No trabalho entretanto realizado, Luís Pimenta de Castro Damásio deu especial atenção à validação da autoria da pintura, fazendo o cruzamento de vários dados e documentos. O primeiro, foi a confirmação de que ele se manteve sempre na posse de familiares e descendentes de Amadeo. Depois, o óleo integra a colecção Cabeças, a que o pintor se dedicou entre 1913/15, e de que resultaram 30 óleos, “inventariados no segundo catálogo raisonné” publicado pela Gulbenkian – mas onde este Cabeça de homem surge assinalado como de “identificação incerta”.

O investigador estabelece também um paralelismo entre esta “cabeça” e dois óleos idênticos da mesma época – e também pintados sobre cartão – que Amadeo ofereceu aos seus amigos Almada Negreiros e Eduardo Viana.

“Ao longo de 1913, 1914 e 1915, Amadeo realizou uma multiplicidade de pesquisas e de experiências, elaborando inúmeros quadros focados na apresentação de um motivo fundamental do expressionismo, o rosto reduzido a máscara”, disse o historiador.

Acresce a isto a assinatura com a etiqueta característica do pintor, e também a inscrição, nela, do número tipográfico 52, que remete para os catálogos das duas exposições sucessivas que Amadeo realizou, a partir de 1 de Novembro de 1916, no Porto (Salão de Festas do Jardim Passos Manuel) e em Lisboa (Palácio dos Souzas de Calhariz).

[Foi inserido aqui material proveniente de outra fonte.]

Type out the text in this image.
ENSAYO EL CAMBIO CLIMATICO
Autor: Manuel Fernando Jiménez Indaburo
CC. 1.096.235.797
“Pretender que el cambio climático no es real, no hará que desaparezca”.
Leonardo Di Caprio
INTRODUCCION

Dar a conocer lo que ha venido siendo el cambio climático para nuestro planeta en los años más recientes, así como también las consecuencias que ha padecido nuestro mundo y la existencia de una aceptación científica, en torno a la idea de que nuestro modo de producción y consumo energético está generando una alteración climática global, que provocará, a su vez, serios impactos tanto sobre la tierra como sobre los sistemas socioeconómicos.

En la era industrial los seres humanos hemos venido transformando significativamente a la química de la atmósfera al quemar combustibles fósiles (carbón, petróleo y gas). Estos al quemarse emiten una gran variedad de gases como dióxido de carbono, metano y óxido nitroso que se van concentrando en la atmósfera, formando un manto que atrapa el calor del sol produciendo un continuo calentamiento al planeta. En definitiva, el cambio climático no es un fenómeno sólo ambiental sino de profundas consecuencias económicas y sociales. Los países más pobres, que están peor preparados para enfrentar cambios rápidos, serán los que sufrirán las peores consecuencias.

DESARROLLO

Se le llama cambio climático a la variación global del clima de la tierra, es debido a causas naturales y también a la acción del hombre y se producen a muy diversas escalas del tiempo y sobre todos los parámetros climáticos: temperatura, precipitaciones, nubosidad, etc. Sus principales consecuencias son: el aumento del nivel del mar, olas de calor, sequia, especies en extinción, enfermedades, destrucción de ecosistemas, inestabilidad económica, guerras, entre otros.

A finalizar a sua intervenção no MNSR, Luís Pimenta de Castro Damásio incluiu esta apresentação já no âmbito do centenário dessa primeira exposição de Amadeo, que o historiador considera ter feito do Porto a cidade “precursora da pintura moderna e da avant-garde europeia em Portugal”.

De resto, o livro que o autor irá lançar brevemente terá por título A Primeira Exposição de Pintura Moderna em Portugal. Porto 1916-2016. Amadeo de Souza-Cardoso – Estudo crítico e documental. E terá, na capa, a Cabeça de homem agora revelada.

O lançamento desta publicação irá coincidir com a próxima reconstituição, no MNSR, de novo a partir do dia 1 de Novembro, dessa exposição inaugural, que em Janeiro irá também de novo a Lisboa. Com curadoria de Raquel Henriques da Silva e de Marta Almeida Soares, a mostra vai contar com 90 das 114 obras que integraram a exposição original.

Em paralelo com ela, nos dias 4 e 5 de Novembro, realiza-se também no Porto um Congresso Internacional Amadeo Souza-Cardoso.